Sunday, 11 July 2010
In the second of this week's catch-up cinema-trips, I took a look at the (relatively) new one from Noah Baumbach, Wes Anderson's buddy and director of "The Squid and the Whale" with Jeff Daniels and Jesse "The Michael Cera it's Okay to Not be Sick of Yet" Eisenberg.
Another agreeably snide and haphazard character study with a sprinkling of compassionate heart here and there, "Greenberg" tells the tale of a neurotic former musician recovering from a breakdown by house-sitting for his brother. He forms a tentative, clumsy bond with his brother's personal assistant, potters about the house, assumes responsibility for the family's ailing dog, talks to some old bandmates and eventually has a party. That's about it.
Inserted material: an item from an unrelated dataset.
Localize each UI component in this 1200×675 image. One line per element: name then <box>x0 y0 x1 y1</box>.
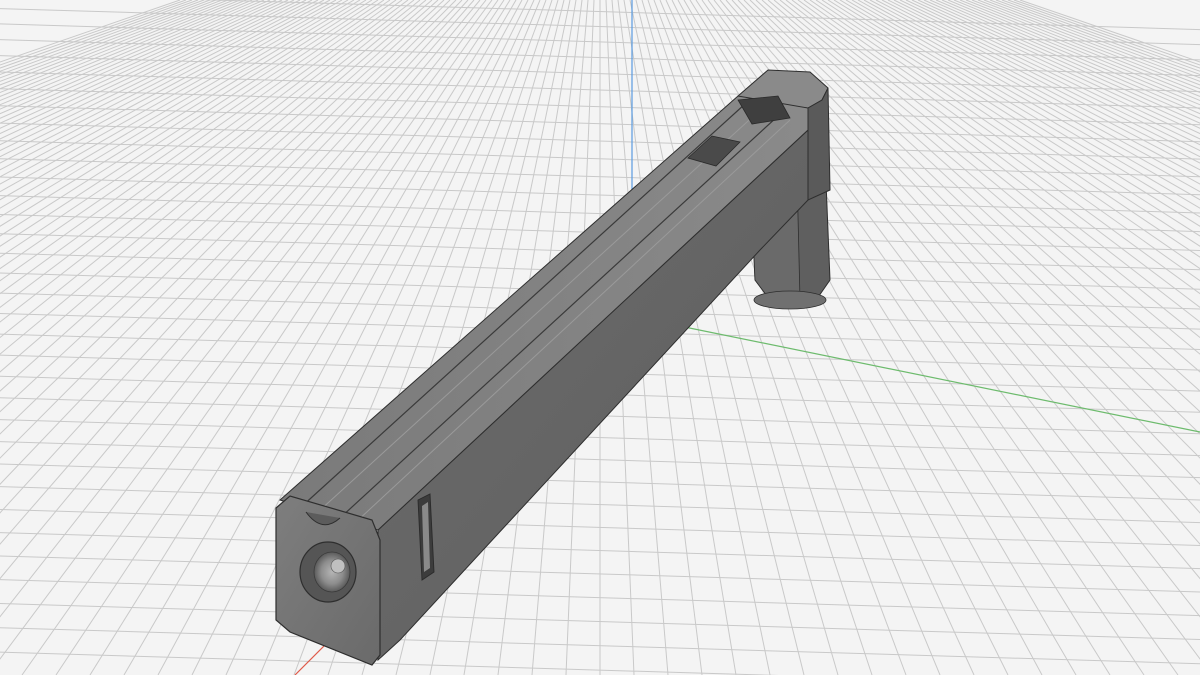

This is one of those films that frankly revels in its representation of mundanity. We are involved in the film only as observers of character, never really feeling empathy towards the people we are studying or becoming emotionally attached to them. Sure, it is entertaining to watch such well observed and performed characters, but many will find the apparent lack of plot or emotion to be hard going.
What keeps "Greenberg" watchable is the performances and the subtle wit. Ben Stiller, as the titular bundle of insecurity and passive/aggressive rage, delivers the kind of performance which would have won him an Oscar if the film had any kind of saccharine redemptive arc for people to latch onto. Greenberg is nervy, annoying, self-absorbed, confused and entirely believable. It may sound like the kind of character that Stiller could ham up to astronomical levels, but he always manages to keep his performance grounded in understatement. The only slight blip was towards the end when Greenberg gets coked up with James Franco's brother and Stiller reminds a little too much of a similar scene in "Starsky & Hutch".
Having only previously seen her brief, sassy appearance in "House of the Devil", I was surprised by Greta Gerwig's turn as Florence; she has a peculiar charm and eccentric honesty that will either make her one to watch for the future or will doom her to a lifetime of lo-fi quirkathons. She holds up well here, though.
An admirably subdued Rhys Ifans shows up as Greenbergs former bandmate, and co-writer and director-spouse Jennifer Jason Liegh puts in a nice two-scener as an old flame.
It is Stiller's show, however, and he runs all the way home with it, using subtle suggestion of internal change rather than mannered, barnstorming announcements.
There's not really that much more to say. Greenberg is a superficially simple concoction, with some subtle profundity to be discovered through the determination to stick with it. Though there are a lot of "Office/Curb Your Enthusiasm" style cringe-chuckles, it never quite reaches the heights of black-comedy which "Squid and the Whale" scraped, and ultimately sits somewhere in the vicinity of that film and Alexander Payne's output such as "About Schmidt" or "Sideways".